Seit der Berlin-Wahl und trotz 17,6 Prozent gelten die Grünen bei manchen
als Verlierer dieses Jahres.
Die Grünen haben fünf von sieben Landtagswahlen teilweise bestimmt.
Jahresverlierer sehen anders aus. Aber richtig ist, dass sich die
Berlin-Wahl wie eine Niederlage anfühlt.
Renate Künast wollte den nächsten Schritt machen und die Regierung
übernehmen.
Rückblickend gesehen, war das der Moment, in dem es kippte. Als Renate
Künast sagte, sie wolle Wowereit ablösen, und man mit großem Spektakel
einen Obama-Moment inszenierte. Damit war die Geschichte erzählt, Künast
war plötzlich Verteidigerin und Wowereit Herausforderer.
Sie verlor das Amt, das sie noch gar nicht hatte?

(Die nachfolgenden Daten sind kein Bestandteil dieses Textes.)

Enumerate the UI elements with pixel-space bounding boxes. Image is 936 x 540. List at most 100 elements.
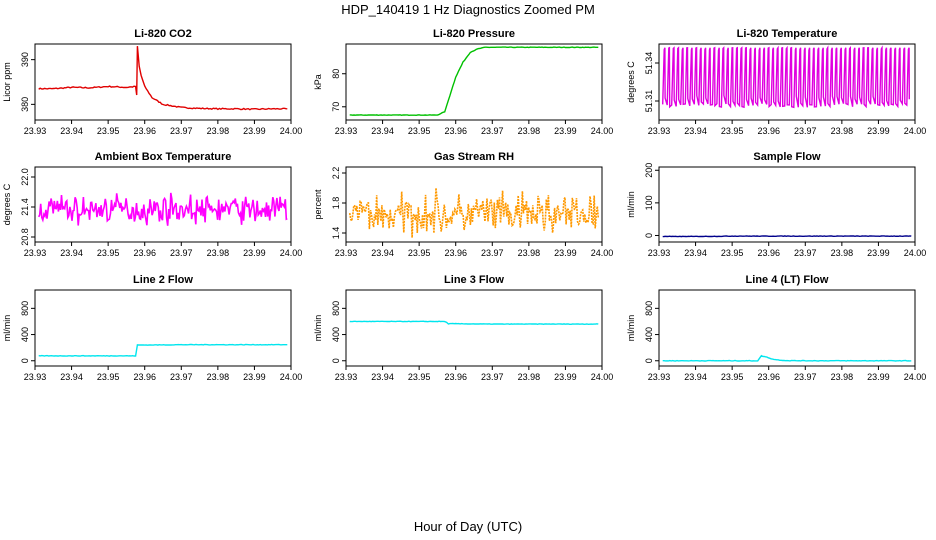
panel-title: Li-820 CO2 bbox=[134, 28, 191, 40]
y-tick-label: 21.4 bbox=[20, 198, 30, 216]
x-tick-label: 23.95 bbox=[408, 248, 431, 258]
x-tick-label: 23.97 bbox=[481, 248, 504, 258]
x-tick-label: 23.93 bbox=[335, 126, 358, 136]
x-tick-label: 23.98 bbox=[207, 126, 230, 136]
x-tick-label: 24.00 bbox=[904, 126, 927, 136]
x-tick-label: 23.96 bbox=[444, 126, 467, 136]
x-tick-label: 23.93 bbox=[648, 126, 671, 136]
y-tick-label: 1.4 bbox=[331, 227, 341, 240]
x-tick-label: 24.00 bbox=[591, 248, 614, 258]
plot-frame bbox=[345, 43, 603, 121]
x-tick-label: 23.96 bbox=[444, 372, 467, 382]
x-tick-label: 23.96 bbox=[444, 248, 467, 258]
x-tick-label: 23.99 bbox=[243, 126, 266, 136]
plot-frame bbox=[345, 289, 603, 367]
y-axis-label: ml/min bbox=[313, 315, 323, 342]
panel-title: Sample Flow bbox=[753, 151, 821, 163]
series-line bbox=[349, 320, 599, 326]
x-tick-label: 23.99 bbox=[554, 126, 577, 136]
y-tick-label: 0 bbox=[20, 358, 30, 363]
plot-frame bbox=[658, 43, 916, 121]
y-tick-label: 22.0 bbox=[20, 168, 30, 186]
x-tick-label: 23.93 bbox=[24, 126, 47, 136]
panel-title: Li-820 Temperature bbox=[737, 28, 838, 40]
y-axis-label: percent bbox=[313, 189, 323, 220]
x-tick-label: 23.93 bbox=[648, 372, 671, 382]
plot-frame bbox=[34, 43, 292, 121]
x-tick-label: 23.95 bbox=[721, 372, 744, 382]
x-tick-label: 24.00 bbox=[591, 372, 614, 382]
x-tick-label: 23.97 bbox=[794, 372, 817, 382]
y-tick-label: 0 bbox=[644, 233, 654, 238]
x-tick-label: 23.95 bbox=[721, 126, 744, 136]
y-tick-label: 800 bbox=[331, 301, 341, 316]
panel-title: Ambient Box Temperature bbox=[95, 151, 232, 163]
y-tick-label: 390 bbox=[20, 52, 30, 67]
y-tick-label: 51.34 bbox=[644, 52, 654, 75]
plot-frame bbox=[345, 166, 603, 243]
plot-frame bbox=[658, 289, 916, 367]
x-tick-label: 23.93 bbox=[24, 248, 47, 258]
x-tick-label: 23.93 bbox=[648, 248, 671, 258]
x-tick-label: 23.93 bbox=[335, 248, 358, 258]
x-tick-label: 23.96 bbox=[757, 372, 780, 382]
x-tick-label: 24.00 bbox=[904, 248, 927, 258]
x-tick-label: 23.96 bbox=[757, 126, 780, 136]
series-line bbox=[662, 235, 912, 238]
y-tick-label: 0 bbox=[644, 358, 654, 363]
x-tick-label: 23.94 bbox=[60, 248, 83, 258]
x-tick-label: 23.97 bbox=[170, 372, 193, 382]
x-tick-label: 23.94 bbox=[60, 126, 83, 136]
x-tick-label: 23.99 bbox=[867, 248, 890, 258]
panel-3: Li-820 Temperature degrees C 23.93 23.94 23.… bbox=[626, 28, 926, 136]
x-tick-label: 23.98 bbox=[518, 372, 541, 382]
x-tick-label: 23.98 bbox=[831, 372, 854, 382]
y-axis-label: ml/min bbox=[626, 315, 636, 342]
y-tick-label: 0 bbox=[331, 358, 341, 363]
panel-1: Li-820 CO2 Licor ppm 23.93 23.94 23.95 23.96 2… bbox=[2, 28, 302, 136]
panel-title: Li-820 Pressure bbox=[433, 28, 515, 40]
series-line bbox=[348, 187, 600, 238]
x-tick-label: 23.95 bbox=[721, 248, 744, 258]
y-axis-label: degrees C bbox=[2, 183, 12, 225]
x-tick-label: 23.96 bbox=[133, 372, 156, 382]
x-tick-label: 24.00 bbox=[280, 126, 303, 136]
x-tick-label: 23.95 bbox=[97, 248, 120, 258]
series-line bbox=[38, 46, 288, 111]
figure-title: HDP_140419 1 Hz Diagnostics Zoomed PM bbox=[341, 2, 595, 17]
x-tick-label: 23.98 bbox=[518, 248, 541, 258]
x-tick-label: 23.97 bbox=[170, 126, 193, 136]
x-tick-label: 23.94 bbox=[684, 126, 707, 136]
x-tick-label: 24.00 bbox=[280, 248, 303, 258]
x-tick-label: 23.99 bbox=[243, 372, 266, 382]
x-tick-label: 23.98 bbox=[518, 126, 541, 136]
series-line bbox=[662, 354, 912, 362]
y-tick-label: 400 bbox=[331, 327, 341, 342]
y-tick-label: 800 bbox=[20, 301, 30, 316]
panel-8: Line 3 Flow ml/min 23.93 23.94 23.95 23.96 23.… bbox=[313, 274, 613, 382]
x-tick-label: 23.95 bbox=[97, 126, 120, 136]
panel-title: Line 3 Flow bbox=[444, 274, 504, 286]
x-tick-label: 23.98 bbox=[207, 248, 230, 258]
x-tick-label: 23.95 bbox=[408, 372, 431, 382]
y-tick-label: 100 bbox=[644, 195, 654, 210]
y-axis-label: kPa bbox=[313, 74, 323, 90]
x-tick-label: 23.93 bbox=[24, 372, 47, 382]
series-line bbox=[38, 343, 288, 357]
plot-frame bbox=[658, 166, 916, 243]
y-tick-label: 2.2 bbox=[331, 167, 341, 180]
panel-9: Line 4 (LT) Flow ml/min 23.93 23.94 23.95 23.… bbox=[626, 274, 926, 382]
x-tick-label: 23.96 bbox=[757, 248, 780, 258]
x-tick-label: 24.00 bbox=[591, 126, 614, 136]
x-tick-label: 23.97 bbox=[794, 248, 817, 258]
y-tick-label: 70 bbox=[331, 102, 341, 112]
x-tick-label: 23.95 bbox=[97, 372, 120, 382]
y-axis-label: ml/min bbox=[2, 315, 12, 342]
panel-4: Ambient Box Temperature degrees C 23.93 23.… bbox=[2, 151, 302, 258]
x-tick-label: 23.94 bbox=[684, 372, 707, 382]
x-tick-label: 23.94 bbox=[371, 372, 394, 382]
y-axis-label: Licor ppm bbox=[2, 62, 12, 102]
x-tick-label: 23.93 bbox=[335, 372, 358, 382]
x-tick-label: 23.99 bbox=[554, 248, 577, 258]
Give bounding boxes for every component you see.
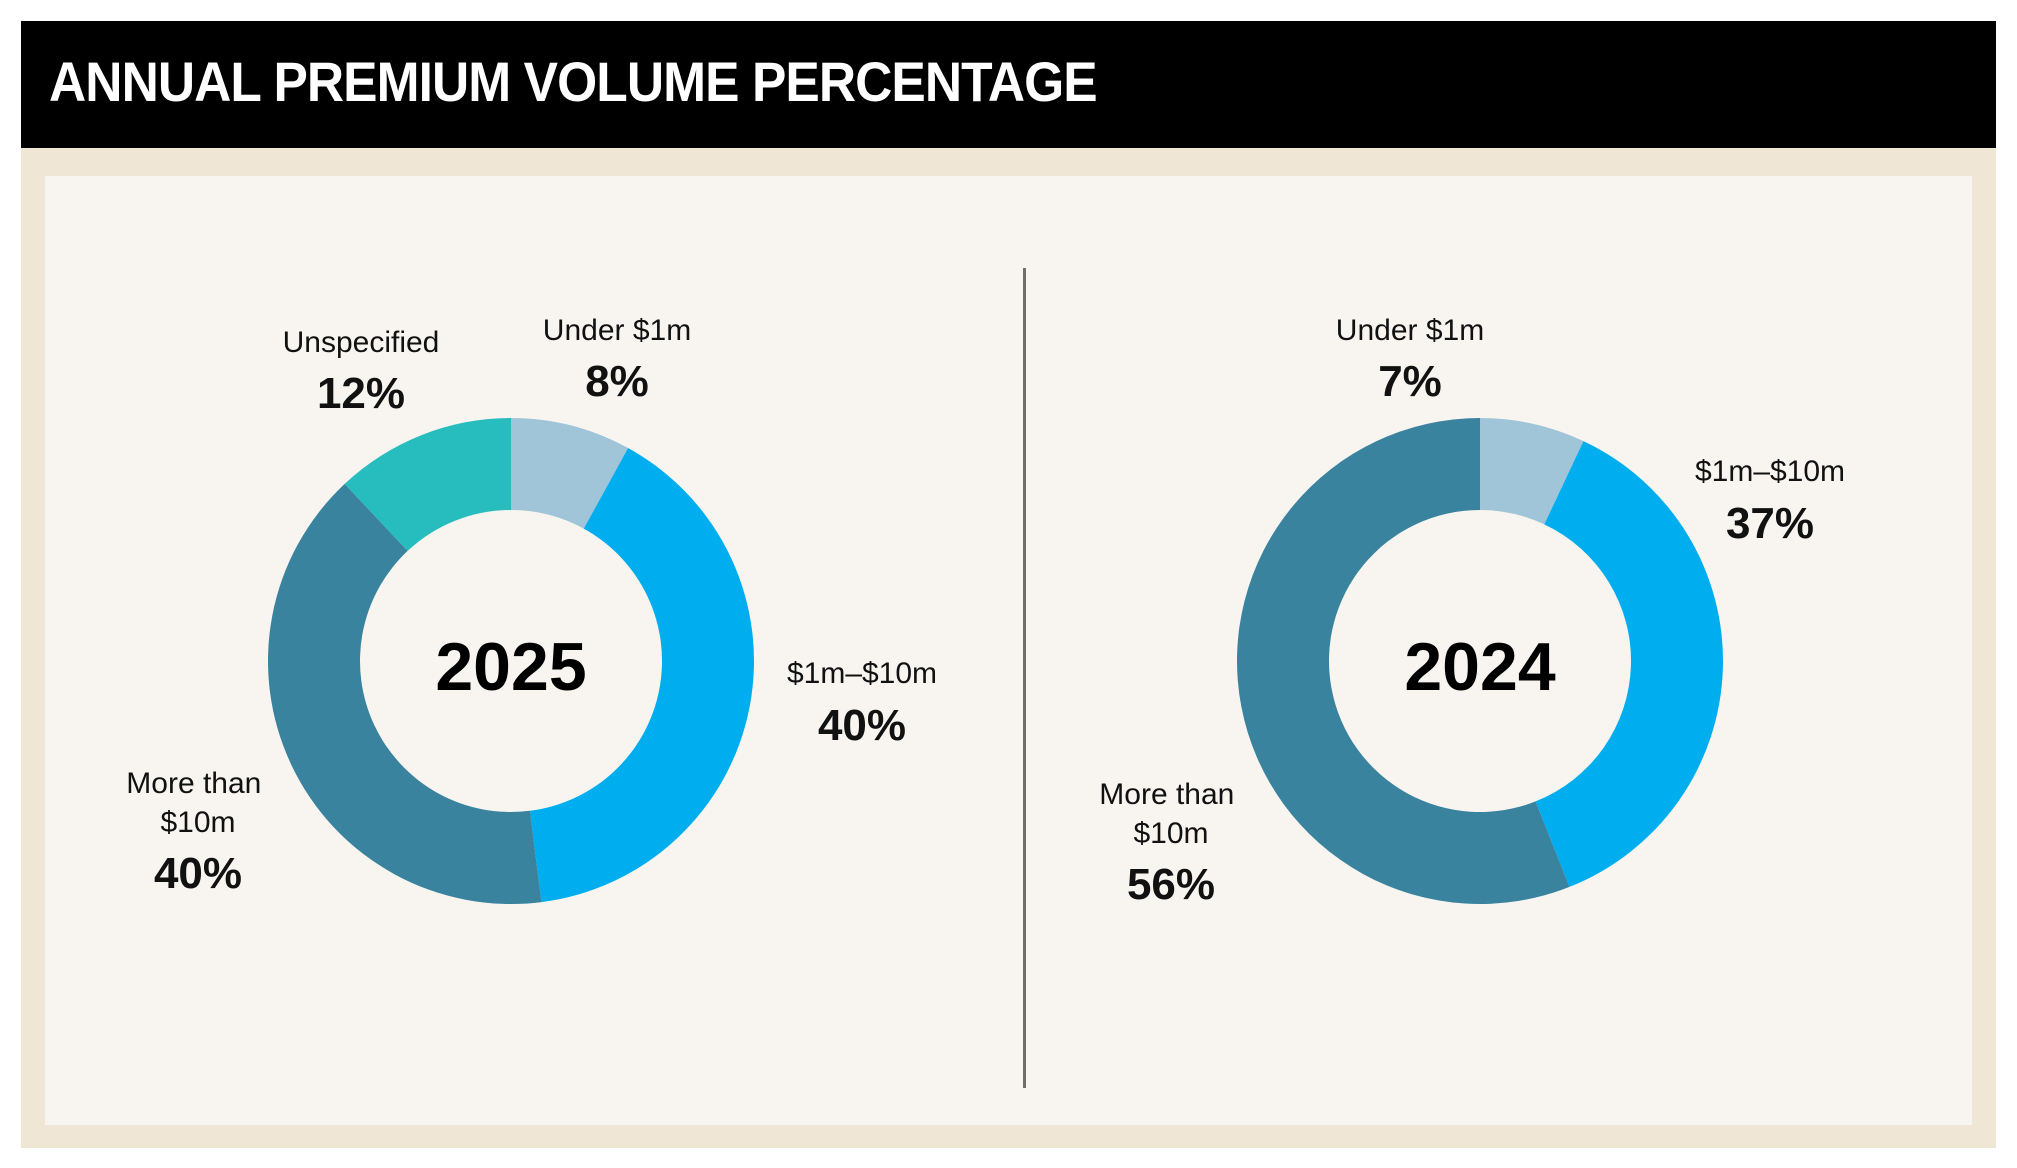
label-over10m-2025: More than $10m [126,767,269,839]
slice-1m-10m-2024 [1535,441,1723,887]
label-unspecified-2025: Unspecified [283,326,440,359]
value-1m10m-2024: 37% [1726,499,1814,548]
label-1m10m-2024: $1m–$10m [1695,455,1845,488]
slice-unspecified-2025 [344,418,511,551]
value-1m10m-2025: 40% [818,701,906,750]
donut-2024: 2024 Under $1m 7% $1m–$10m 37% More than… [1099,314,1845,909]
label-over10m-2024: More than $10m [1099,778,1242,850]
value-under1m-2025: 8% [585,357,649,406]
label-1m10m-2025: $1m–$10m [787,657,937,690]
divider [1023,268,1026,1088]
value-unspecified-2025: 12% [317,369,405,418]
slice-more-than-10m-2025 [268,483,542,904]
label-over10m-2025-line2: $10m [160,806,235,839]
label-under1m-2024: Under $1m [1336,314,1484,347]
label-over10m-2024-line1: More than [1099,778,1234,811]
title-bar: ANNUAL PREMIUM VOLUME PERCENTAGE [21,21,1996,148]
label-over10m-2024-line2: $10m [1133,817,1208,850]
center-label-2025: 2025 [435,629,586,705]
value-over10m-2025: 40% [154,849,242,898]
slice-under-1m-2025 [511,418,629,529]
value-over10m-2024: 56% [1127,860,1215,909]
chart-title: ANNUAL PREMIUM VOLUME PERCENTAGE [49,50,1098,113]
label-under1m-2025: Under $1m [543,314,691,347]
label-over10m-2025-line1: More than [126,767,261,800]
donut-2025: 2025 Unspecified 12% Under $1m 8% $1m–$1… [126,314,937,904]
center-label-2024: 2024 [1404,629,1555,705]
slice-1m-10m-2025 [529,448,755,903]
slice-under-1m-2024 [1480,418,1584,525]
value-under1m-2024: 7% [1378,357,1442,406]
slice-more-than-10m-2024 [1236,418,1570,904]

Genau. Allerdings enthält das Alles-falsch-gemacht-Gerede auch immer eine
große Ungerechtigkeit, nämlich, ob es tatsächlich anders hätte gemacht
werden können. Man hätte sehr viele Rituale brechen müssen. Bei Kretschmann
war es umgekehrt. Er sagte: Das Amt muss zum Manne kommen. Und genau das
hat dazu geführt, dass der Moment der Spannung, die Geschichte bei ihm
geblieben ist. Er wurde nicht zum Gegenspieler des Helden wie Künast,
sondern blieb selbst der Held und die Hauptfigur.
Seit Berlin geht der Trend zur CDU-SPD-Koalition.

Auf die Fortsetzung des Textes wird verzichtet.